What if a payer is vengeful and doesn’t want to pay spousal support at any and all costs?
If a person quits a high-powered job, or due to health reasons leaves a job right before a divorce in order to make significantly less money than what the person is making currently, we would make a strong argument for voluntary impoverishment. In other words, that for purposes of depleting this person’s income or assets to avoid a payment of child support or alimony, the possible payer has either cut back on the job, lost income, or left their job and we would ask the court to impute the individual’s former income on the payer.
If the person was making $150,000, but now they are making 50,000, we’re asking the court to not consider the 50,000 because the individual did that on purpose in order to avoid an alimony or support payments.

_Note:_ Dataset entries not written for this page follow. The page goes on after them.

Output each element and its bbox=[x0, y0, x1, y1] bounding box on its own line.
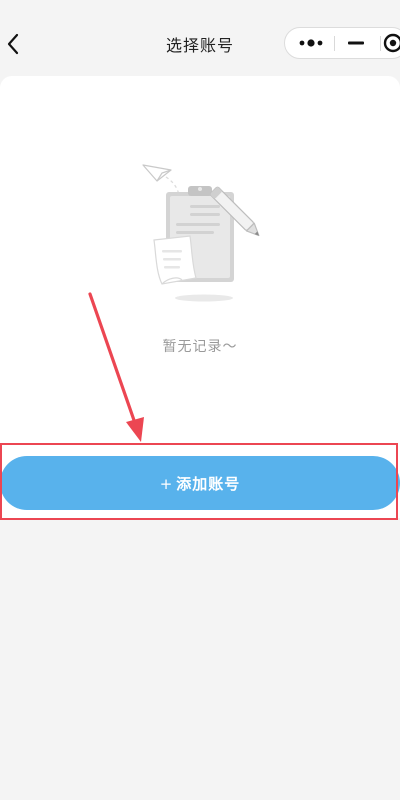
minimize-icon bbox=[348, 41, 364, 45]
mini-program-capsule bbox=[284, 27, 400, 59]
close-mini-program-button[interactable] bbox=[375, 28, 400, 58]
add-account-button[interactable]: + 添加账号 bbox=[0, 456, 400, 510]
add-account-label: 添加账号 bbox=[176, 474, 241, 493]
capsule-divider bbox=[334, 36, 335, 51]
content-card: 暂无记录～ bbox=[0, 76, 400, 446]
empty-background-area bbox=[0, 520, 400, 800]
action-bar: + 添加账号 bbox=[0, 446, 400, 518]
plus-icon: + bbox=[159, 474, 174, 493]
navigation-bar: 选择账号 bbox=[0, 0, 400, 72]
empty-state-message: 暂无记录～ bbox=[162, 339, 238, 355]
empty-clipboard-illustration bbox=[142, 164, 260, 302]
minimize-button[interactable] bbox=[336, 28, 376, 58]
more-button[interactable] bbox=[291, 28, 331, 58]
more-dots-icon bbox=[299, 39, 323, 47]
target-close-icon bbox=[383, 33, 400, 53]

In most cases, if it is that clear, the payer will get impeded income and the alimony or support will be decided on that factor. The judge isn’t saying the person has to go get a job and make that income, but the court is saying the payer can make this income and has this earning potential. If they left this job on purpose to impoverish themselves for the court proceedings, the court has the option to use the old income amount and the payer will be responsible for making the alimony or support payment.
What happens in the case of a second or third divorce and the payer has more than one former spouse?
If the possible payer has other former spouses to pay, this can be factored into spousal support for the current case and be taken into consideration under the ability of the payer to pay. Because they have other court ordered obligations to pay, like spousal support and maybe even child support. This could reduce the amount of alimony but maybe not, as maybe the second or third wife isn’t asking for as much but it would count as debt to and liabilities to the payer.